Pictured on Peter’s Hill side of the arch (bearing the quote “With pride and loyalty they served this land”) are (left to right) … Private Bernard McQuirt (a VC winner in 1858 during the Indian Rebellion) and Lt Colonel John Henry Patterson Monica De Wichfeld (raised in Fermanagh and Danish resistance member), Jessie Roberts (a nurse for the Ulster Volunteers and (in WWI) for the Volunteer Aid Detachment, serving in Birmingham and in Wimereux, France; she gets a very long entry on the info panels (see below), as her biography is not available on-line), a (unidentified) nurse, Corporal Channing Day (a medic killed in Afghanistan, 2012), Princess Elizabeth Private William Frederick McFadzean and Sergeant Robert Quigg the tomb of “the unknown warrior” (central panel) Leading Seaman James Joseph Magennis and Lt Colonel Robert Blair ‘Paddy’ Mayne Field Marshal Alan Francis Brooke and Field Marshal Bernard Law Montgomery Field Marshal Sir Henry Hughes Wilson and Sir James Craig
On the other/Shankill side of the arch, bearing the quote “Throughout the long years of struggle … the men and women of Ulster have proved how nobly they fight and die”, the ‘WWII’ panel includes (top right) Warrant Officer David O’Neill, a Canadian Air Force pilot hailing from Ballymena, lost in 1943, and the ‘Northern Ireland’ panel features (left) Corporal Heather CJ Kerrigan, a UDR Greenfinch killed by the IRA in 1984. These two are also profiled in the info panels around the legs of the arch, along with Corporal Bryan James Budd, a 3rd Para soldier killed by friendly fire in Afghanistan, 2006.
Also included is JF Willcocks’s poem Poppies (sometimes called The Inquisitive Mind Of A Child): Why are they selling poppies, Mummy? Selling poppies in town today./The poppies, child, are flowers of love. For the men who marched away./But why have they chosen a poppy, Mummy? Why not a beautiful rose?/Because my child, men fought and died in the fields where the poppies grow./But why are the poppies so red, Mummy? Why are the poppies so red?/Red is the colour of blood, my child. The blood that our soldiers shed./The heart of the poppy is black, Mummy. Why does it have to be black?/Black, my child, is the symbol of grief. For the men who never came back./But why, Mummy are you crying so? Your tears are giving you pain./My tears are my fears for you my child. For the world is forgetting again.”

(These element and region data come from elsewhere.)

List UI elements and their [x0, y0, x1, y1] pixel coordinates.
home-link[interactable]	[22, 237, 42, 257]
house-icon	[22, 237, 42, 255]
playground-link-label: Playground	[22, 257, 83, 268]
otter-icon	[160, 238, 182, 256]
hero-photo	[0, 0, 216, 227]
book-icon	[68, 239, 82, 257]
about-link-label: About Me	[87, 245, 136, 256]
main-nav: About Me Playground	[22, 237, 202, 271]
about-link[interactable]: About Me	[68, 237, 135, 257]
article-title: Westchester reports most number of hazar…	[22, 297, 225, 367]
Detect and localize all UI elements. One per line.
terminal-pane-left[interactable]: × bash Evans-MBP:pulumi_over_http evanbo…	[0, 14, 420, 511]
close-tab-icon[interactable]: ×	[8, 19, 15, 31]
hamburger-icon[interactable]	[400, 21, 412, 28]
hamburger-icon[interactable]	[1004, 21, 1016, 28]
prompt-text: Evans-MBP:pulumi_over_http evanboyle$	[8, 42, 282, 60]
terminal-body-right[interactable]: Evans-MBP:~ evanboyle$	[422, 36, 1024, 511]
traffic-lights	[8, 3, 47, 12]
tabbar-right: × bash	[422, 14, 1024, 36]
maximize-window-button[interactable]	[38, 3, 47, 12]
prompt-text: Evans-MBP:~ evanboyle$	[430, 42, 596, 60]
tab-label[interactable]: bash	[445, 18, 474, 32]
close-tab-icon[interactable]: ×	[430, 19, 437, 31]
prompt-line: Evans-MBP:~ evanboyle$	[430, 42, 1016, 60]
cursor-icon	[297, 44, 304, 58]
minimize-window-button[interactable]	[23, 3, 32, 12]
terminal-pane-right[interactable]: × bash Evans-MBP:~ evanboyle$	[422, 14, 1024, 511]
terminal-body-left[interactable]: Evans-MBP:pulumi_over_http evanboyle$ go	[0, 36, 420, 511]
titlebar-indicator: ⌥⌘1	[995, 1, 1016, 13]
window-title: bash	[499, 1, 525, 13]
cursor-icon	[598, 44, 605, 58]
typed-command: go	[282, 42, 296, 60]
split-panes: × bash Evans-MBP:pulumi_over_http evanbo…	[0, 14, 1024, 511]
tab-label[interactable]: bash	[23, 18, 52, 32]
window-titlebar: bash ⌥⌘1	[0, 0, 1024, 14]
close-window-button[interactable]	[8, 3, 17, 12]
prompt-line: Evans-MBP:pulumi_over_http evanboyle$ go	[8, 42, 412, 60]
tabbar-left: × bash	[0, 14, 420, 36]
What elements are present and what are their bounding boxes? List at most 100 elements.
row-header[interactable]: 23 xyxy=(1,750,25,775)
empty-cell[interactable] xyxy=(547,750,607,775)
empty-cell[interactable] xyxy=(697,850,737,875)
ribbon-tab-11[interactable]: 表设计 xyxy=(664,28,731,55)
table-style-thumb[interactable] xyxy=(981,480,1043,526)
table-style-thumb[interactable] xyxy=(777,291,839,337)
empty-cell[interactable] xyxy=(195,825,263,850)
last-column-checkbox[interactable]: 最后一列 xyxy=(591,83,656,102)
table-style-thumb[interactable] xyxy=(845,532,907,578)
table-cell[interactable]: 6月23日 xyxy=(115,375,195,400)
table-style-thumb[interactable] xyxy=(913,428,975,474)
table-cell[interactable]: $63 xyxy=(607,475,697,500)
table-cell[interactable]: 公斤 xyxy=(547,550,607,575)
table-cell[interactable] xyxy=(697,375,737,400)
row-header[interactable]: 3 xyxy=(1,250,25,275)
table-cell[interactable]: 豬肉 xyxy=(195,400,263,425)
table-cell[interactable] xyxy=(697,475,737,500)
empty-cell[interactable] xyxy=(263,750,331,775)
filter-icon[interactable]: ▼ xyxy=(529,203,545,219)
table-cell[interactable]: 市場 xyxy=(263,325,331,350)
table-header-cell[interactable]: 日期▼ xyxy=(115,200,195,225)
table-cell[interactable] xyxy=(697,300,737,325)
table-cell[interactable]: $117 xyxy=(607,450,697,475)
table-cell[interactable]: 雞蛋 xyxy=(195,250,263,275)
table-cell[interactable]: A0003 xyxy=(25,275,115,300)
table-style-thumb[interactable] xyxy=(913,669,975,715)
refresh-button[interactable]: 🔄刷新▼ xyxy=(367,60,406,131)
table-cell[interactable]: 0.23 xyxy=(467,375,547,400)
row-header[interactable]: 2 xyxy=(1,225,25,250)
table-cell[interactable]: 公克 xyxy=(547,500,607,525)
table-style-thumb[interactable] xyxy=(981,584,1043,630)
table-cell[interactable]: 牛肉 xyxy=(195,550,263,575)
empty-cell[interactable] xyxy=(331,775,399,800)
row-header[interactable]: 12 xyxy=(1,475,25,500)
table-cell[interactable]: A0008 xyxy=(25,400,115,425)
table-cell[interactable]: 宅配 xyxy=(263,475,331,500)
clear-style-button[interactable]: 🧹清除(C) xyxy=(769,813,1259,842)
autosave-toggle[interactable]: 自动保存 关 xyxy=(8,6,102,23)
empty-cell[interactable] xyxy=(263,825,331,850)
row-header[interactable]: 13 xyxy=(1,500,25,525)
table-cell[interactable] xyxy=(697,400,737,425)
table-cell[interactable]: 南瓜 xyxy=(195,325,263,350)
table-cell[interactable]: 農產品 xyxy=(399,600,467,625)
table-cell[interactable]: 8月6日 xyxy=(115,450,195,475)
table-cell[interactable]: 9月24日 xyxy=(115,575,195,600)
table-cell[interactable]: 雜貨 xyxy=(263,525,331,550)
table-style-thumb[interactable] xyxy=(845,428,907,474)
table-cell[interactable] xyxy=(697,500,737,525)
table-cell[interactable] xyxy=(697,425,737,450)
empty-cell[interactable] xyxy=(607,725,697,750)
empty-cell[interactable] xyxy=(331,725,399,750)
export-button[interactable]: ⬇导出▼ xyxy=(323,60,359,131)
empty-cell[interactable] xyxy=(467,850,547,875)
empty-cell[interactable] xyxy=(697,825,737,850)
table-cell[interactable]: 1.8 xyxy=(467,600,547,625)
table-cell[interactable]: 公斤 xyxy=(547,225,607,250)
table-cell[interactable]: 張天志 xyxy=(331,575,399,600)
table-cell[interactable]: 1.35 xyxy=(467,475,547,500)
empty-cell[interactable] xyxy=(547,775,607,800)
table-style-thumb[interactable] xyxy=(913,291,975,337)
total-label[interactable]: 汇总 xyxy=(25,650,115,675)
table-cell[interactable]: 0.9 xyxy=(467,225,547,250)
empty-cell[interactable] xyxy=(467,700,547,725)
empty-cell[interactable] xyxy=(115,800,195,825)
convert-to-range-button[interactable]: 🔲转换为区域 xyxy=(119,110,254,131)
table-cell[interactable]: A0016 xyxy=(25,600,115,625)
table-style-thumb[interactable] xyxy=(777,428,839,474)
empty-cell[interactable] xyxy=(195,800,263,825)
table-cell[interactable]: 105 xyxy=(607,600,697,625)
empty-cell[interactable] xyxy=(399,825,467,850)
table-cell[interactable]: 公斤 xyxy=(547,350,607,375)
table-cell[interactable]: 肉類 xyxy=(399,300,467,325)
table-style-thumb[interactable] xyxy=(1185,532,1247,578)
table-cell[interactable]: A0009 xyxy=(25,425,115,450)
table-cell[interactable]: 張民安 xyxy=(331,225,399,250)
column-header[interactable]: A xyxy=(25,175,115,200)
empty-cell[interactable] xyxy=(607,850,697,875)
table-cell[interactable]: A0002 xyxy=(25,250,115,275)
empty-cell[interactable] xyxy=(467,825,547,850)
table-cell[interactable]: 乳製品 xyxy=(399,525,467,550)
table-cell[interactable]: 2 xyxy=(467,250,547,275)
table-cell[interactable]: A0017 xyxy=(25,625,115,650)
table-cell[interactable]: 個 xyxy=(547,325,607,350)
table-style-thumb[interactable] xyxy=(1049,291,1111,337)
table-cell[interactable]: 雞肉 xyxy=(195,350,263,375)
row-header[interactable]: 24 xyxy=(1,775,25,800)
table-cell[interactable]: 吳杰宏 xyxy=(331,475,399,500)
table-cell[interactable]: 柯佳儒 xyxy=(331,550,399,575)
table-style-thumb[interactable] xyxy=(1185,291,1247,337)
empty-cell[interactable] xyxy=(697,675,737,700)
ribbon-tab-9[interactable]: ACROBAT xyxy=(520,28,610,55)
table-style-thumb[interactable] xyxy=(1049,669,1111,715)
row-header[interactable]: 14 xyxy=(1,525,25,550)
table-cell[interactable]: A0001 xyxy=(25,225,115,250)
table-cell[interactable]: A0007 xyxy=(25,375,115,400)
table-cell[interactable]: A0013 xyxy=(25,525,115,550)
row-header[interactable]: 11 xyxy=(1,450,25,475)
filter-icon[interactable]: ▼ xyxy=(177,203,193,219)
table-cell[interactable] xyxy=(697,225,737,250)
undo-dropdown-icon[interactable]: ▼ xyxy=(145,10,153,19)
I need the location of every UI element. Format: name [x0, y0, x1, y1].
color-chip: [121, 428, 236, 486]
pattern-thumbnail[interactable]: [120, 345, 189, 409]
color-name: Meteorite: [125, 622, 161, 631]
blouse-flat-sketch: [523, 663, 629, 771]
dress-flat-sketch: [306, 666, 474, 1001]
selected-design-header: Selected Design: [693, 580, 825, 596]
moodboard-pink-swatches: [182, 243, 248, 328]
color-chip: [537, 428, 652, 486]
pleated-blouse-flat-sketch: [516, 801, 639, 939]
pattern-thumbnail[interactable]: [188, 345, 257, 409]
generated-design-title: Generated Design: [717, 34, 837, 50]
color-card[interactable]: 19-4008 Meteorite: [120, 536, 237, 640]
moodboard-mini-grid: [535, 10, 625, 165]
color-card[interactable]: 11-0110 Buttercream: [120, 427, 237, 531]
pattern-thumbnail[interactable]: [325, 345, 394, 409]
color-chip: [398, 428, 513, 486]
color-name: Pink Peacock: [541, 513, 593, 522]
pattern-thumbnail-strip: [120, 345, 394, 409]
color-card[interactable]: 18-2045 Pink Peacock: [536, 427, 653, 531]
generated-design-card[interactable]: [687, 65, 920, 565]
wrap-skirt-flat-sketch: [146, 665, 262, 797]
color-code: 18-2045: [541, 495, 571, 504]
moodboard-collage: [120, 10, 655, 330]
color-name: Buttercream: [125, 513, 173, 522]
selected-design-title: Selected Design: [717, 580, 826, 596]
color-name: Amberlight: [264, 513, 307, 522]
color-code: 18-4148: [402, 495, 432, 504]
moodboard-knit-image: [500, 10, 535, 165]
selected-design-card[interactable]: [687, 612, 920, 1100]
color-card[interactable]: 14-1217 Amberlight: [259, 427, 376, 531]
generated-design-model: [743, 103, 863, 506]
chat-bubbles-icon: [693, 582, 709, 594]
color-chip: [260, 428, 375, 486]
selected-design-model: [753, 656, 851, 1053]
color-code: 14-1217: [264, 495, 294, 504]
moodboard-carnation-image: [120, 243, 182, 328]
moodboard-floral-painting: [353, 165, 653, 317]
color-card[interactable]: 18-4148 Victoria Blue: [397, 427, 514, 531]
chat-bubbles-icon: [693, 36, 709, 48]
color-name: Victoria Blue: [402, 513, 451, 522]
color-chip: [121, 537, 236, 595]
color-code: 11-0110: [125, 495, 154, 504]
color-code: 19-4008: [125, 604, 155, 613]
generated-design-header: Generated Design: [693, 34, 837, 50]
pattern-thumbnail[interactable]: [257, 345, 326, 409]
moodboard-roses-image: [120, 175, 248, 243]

Children play among and with the landmarks of the world – riding the Sydney opera house, building the pyramids out of sand, climbing the Eiffel Tower, building the Taj Mahal from blocks, blowing on a windmill, and swinging from Samson and Goliath.
This is an old (2016) piece by Friz (web), still in excellent shape on the wall of Currie Primary school, off the Limestone Road in north Belfast.